SELECT COUNT(*) FROM NAAM WHERE naam LIKE 'SEARCHEDNAME%' SELECT COUNT(*) FROM NAAM WHERE naam = 'SEARCHEDNAME' SELECT COUNT(*) FROM nummer WHERE POSTCODE LIKE '81%' and NAAMID = <any id from the query above>

firebird-automations commented 15 years ago

Commented by: @dyemanov

Number of fetches would also be useful, I suppose.

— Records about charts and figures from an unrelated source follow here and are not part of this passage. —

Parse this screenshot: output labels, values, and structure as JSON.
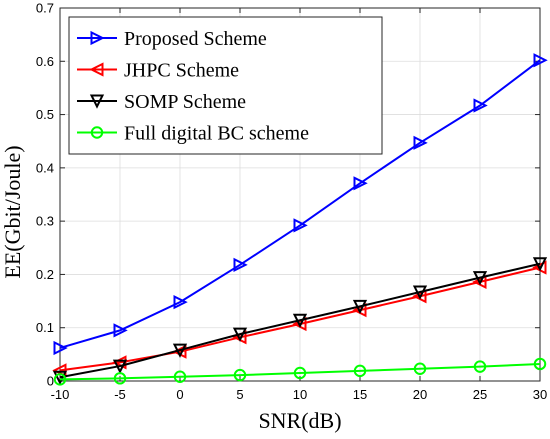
{
  "chart_data": {
    "type": "line",
    "title": "",
    "xlabel": "SNR(dB)",
    "ylabel": "EE(Gbit/Joule)",
    "x": [
      -10,
      -5,
      0,
      5,
      10,
      15,
      20,
      25,
      30
    ],
    "xlim": [
      -10,
      30
    ],
    "ylim": [
      0,
      0.7
    ],
    "xticks": [
      -10,
      -5,
      0,
      5,
      10,
      15,
      20,
      25,
      30
    ],
    "yticks": [
      0,
      0.1,
      0.2,
      0.3,
      0.4,
      0.5,
      0.6,
      0.7
    ],
    "xtick_labels": [
      "-10",
      "-5",
      "0",
      "5",
      "10",
      "15",
      "20",
      "25",
      "30"
    ],
    "ytick_labels": [
      "0",
      "0.1",
      "0.2",
      "0.3",
      "0.4",
      "0.5",
      "0.6",
      "0.7"
    ],
    "grid": true,
    "legend_position": "top-left",
    "series": [
      {
        "name": "Proposed Scheme",
        "color": "#0000ff",
        "marker": "triangle-right",
        "values": [
          0.062,
          0.095,
          0.148,
          0.218,
          0.292,
          0.371,
          0.447,
          0.517,
          0.602
        ]
      },
      {
        "name": "JHPC Scheme",
        "color": "#ff0000",
        "marker": "triangle-left",
        "values": [
          0.02,
          0.035,
          0.055,
          0.082,
          0.107,
          0.133,
          0.159,
          0.186,
          0.213
        ]
      },
      {
        "name": "SOMP Scheme",
        "color": "#000000",
        "marker": "triangle-down",
        "values": [
          0.007,
          0.028,
          0.058,
          0.088,
          0.114,
          0.14,
          0.167,
          0.194,
          0.22
        ]
      },
      {
        "name": "Full digital BC scheme",
        "color": "#00ff00",
        "marker": "circle",
        "values": [
          0.003,
          0.005,
          0.008,
          0.011,
          0.015,
          0.019,
          0.023,
          0.027,
          0.032
        ]
      }
    ]
  }
}
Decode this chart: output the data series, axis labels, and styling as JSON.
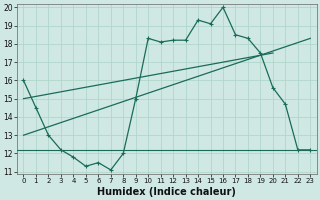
{
  "xlabel": "Humidex (Indice chaleur)",
  "ylabel": "",
  "bg_color": "#cfe8e3",
  "grid_color": "#b0d5cc",
  "line_color": "#1a6b5a",
  "xlim": [
    -0.5,
    23.5
  ],
  "ylim": [
    11,
    20
  ],
  "xticks": [
    0,
    1,
    2,
    3,
    4,
    5,
    6,
    7,
    8,
    9,
    10,
    11,
    12,
    13,
    14,
    15,
    16,
    17,
    18,
    19,
    20,
    21,
    22,
    23
  ],
  "yticks": [
    11,
    12,
    13,
    14,
    15,
    16,
    17,
    18,
    19,
    20
  ],
  "main_x": [
    0,
    1,
    2,
    3,
    4,
    5,
    6,
    7,
    8,
    9,
    10,
    11,
    12,
    13,
    14,
    15,
    16,
    17,
    18,
    19,
    20,
    21,
    22,
    23
  ],
  "main_y": [
    16,
    14.5,
    13.0,
    12.2,
    11.8,
    11.3,
    11.5,
    11.1,
    12.0,
    15.0,
    18.3,
    18.1,
    18.2,
    18.2,
    19.3,
    19.1,
    20.0,
    18.5,
    18.3,
    17.5,
    15.6,
    14.7,
    12.2,
    12.2
  ],
  "trend1_x": [
    0,
    23
  ],
  "trend1_y": [
    13.0,
    18.3
  ],
  "trend2_x": [
    0,
    20
  ],
  "trend2_y": [
    15.0,
    17.5
  ],
  "hline_y": 12.2,
  "tick_fontsize": 5.5,
  "xlabel_fontsize": 7
}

firebird-automations commented 15 years ago

Commented by: Roy Damman (royd)

SELECT COUNT(*) FROM NAAM WHERE naam LIKE 'SEARCHEDNAME%' COUNT: 91 Execution time: 00:00:00.0000 Prepare time: 00:00:00.0000 Starting Memory: 86328284 Current Memory: 86339364 Delta Memory: 11080 Number of Buffers: 20000 Reads: 313 Writes: 17 Plan: PLAN (NAAM INDEX (NAAM_NAAM)) Rows Affected: 1

SELECT COUNT(*) FROM NAAM WHERE naam = 'SEARCHEDNAME' COUNT: 1 Execution time: 00:00:00.0000 Prepare time: 00:00:00.0000 Starting Memory: 86329632 Current Memory: 86333200 Delta Memory: 3568 Number of Buffers: 20000 Reads: 313 Writes: 29 Plan: PLAN (NAAM INDEX (NAAM_NAAM)) Rows Affected: 1

SELECT COUNT(*) FROM nummer WHERE POSTCODE LIKE '81%' and NAAMID = 11667 (NAAMID FROM QUERY 2) COUNT: 6 Execution time: 00:00:00.0031 Prepare time: 00:00:00.0000 Starting Memory: 86344516 Current Memory: 86511124 Delta Memory: 166608 Number of Buffers: 20000 Reads: 992 Writes: 47 Plan: PLAN (NAAM INDEX (NAAM_NAAM)) Rows Affected: 1

I understand in which direction you are searching the explanation. So I changed SEARCHNAME in naam in UNIQUENAME so that the count of =UNIQUENAME and LIKE UNIQUENAME% would be the same. After that the statistics of QUERY A and QUERY B where in the same range. I will install FB 1.5.x once again and repeat the tests above.